|International Conference and Workshop on Emerging Trends in Technology
|Foundation of Computer Science USA
|ICWET2012 - Number 4
|Authors: Smita Thakre, Kalyani Mamulkar, Prachi Motghare, Pooja Godi, Ujwalla Gawande
Smita Thakre, Kalyani Mamulkar, Prachi Motghare, Pooja Godi, Ujwalla Gawande . Multimodal Biometric Feature based Person Classification. International Conference and Workshop on Emerging Trends in Technology. ICWET2012, 4 (March 2012), 41-45.
A Monomodal Biometric system encounters a variety of security problems and presents sometimes unacceptable error rates. Conventional biometric system tends to have larger memory footprint, slower processing speed, and higher implementations and operational costs. Multiple biometric consist in combining two or more biometric modalities in a single identification system to improve the recognition accuracy.
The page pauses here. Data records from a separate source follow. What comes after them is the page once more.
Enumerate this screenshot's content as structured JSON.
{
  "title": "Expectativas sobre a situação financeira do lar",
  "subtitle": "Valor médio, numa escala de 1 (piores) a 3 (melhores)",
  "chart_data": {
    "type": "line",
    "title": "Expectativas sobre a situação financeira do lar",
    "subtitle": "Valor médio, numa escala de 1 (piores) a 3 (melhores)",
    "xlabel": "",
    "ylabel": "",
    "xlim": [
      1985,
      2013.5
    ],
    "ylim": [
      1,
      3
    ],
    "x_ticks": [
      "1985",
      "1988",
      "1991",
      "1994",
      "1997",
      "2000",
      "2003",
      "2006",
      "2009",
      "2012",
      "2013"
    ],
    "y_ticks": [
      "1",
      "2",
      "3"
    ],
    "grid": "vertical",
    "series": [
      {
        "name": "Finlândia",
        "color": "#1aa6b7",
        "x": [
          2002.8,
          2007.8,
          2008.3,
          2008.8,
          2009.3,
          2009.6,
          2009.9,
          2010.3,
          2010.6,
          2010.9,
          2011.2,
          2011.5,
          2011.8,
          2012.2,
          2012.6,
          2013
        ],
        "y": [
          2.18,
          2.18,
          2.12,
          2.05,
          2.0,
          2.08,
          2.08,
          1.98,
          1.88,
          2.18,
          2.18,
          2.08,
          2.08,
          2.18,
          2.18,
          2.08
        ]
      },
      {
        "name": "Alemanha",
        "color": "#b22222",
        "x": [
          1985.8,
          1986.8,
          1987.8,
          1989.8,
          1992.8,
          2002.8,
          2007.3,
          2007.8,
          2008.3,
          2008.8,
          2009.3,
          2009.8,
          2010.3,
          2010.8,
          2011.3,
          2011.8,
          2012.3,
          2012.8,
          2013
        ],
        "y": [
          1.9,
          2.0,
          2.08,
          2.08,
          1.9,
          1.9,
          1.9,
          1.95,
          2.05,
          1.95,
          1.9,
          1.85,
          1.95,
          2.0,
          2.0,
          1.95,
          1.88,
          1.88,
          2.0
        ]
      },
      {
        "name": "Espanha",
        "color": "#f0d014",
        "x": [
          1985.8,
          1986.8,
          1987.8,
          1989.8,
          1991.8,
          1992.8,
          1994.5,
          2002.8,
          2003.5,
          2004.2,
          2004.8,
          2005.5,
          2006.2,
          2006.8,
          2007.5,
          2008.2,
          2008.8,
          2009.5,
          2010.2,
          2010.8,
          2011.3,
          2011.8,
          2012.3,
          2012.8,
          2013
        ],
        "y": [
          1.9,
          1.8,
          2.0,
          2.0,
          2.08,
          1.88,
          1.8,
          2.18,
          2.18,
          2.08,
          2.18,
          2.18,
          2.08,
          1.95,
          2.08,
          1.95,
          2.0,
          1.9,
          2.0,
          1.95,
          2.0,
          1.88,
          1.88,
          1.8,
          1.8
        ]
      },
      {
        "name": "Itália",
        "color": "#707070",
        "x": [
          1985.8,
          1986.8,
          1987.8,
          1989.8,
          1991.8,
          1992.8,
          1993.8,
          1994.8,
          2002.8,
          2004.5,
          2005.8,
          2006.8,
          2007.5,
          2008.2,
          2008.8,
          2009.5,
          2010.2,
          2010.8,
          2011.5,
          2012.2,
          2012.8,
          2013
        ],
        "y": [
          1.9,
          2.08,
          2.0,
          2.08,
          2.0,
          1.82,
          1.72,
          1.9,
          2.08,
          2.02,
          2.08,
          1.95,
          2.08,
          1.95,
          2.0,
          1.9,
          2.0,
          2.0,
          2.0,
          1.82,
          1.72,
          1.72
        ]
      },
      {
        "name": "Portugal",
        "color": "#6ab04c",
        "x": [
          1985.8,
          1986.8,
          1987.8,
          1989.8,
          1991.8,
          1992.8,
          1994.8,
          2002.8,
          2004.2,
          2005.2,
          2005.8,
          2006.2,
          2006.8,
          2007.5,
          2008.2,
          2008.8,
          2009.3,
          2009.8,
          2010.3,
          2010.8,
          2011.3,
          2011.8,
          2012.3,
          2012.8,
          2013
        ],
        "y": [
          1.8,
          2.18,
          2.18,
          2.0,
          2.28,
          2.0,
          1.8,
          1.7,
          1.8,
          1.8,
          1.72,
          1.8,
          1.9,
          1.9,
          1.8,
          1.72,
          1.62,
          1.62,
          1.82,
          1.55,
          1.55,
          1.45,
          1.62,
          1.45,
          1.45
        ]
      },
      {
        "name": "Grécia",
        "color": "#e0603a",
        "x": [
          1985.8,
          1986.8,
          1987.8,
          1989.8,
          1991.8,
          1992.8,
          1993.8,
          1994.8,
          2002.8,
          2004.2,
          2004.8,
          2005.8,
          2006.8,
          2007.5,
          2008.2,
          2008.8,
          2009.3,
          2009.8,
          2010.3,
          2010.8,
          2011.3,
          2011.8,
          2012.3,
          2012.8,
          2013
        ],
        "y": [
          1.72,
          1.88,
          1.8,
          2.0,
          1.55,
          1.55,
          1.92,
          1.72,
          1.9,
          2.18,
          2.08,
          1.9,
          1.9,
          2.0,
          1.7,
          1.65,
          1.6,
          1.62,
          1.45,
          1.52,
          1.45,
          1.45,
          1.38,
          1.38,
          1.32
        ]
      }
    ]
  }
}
Whereas a state of art of framework for multimodal biometric identification system which can be adapted for any type of biometrics to provide smaller memory footprints and faster implementations than the conventional multimodal biometrics systems. In these paper we extract the feature of iris and fingerprint and fuse them at feature level and utilize SVM(Support Vector Machine) classifier for matching purpose to provide a higher accuracy than unimodal system.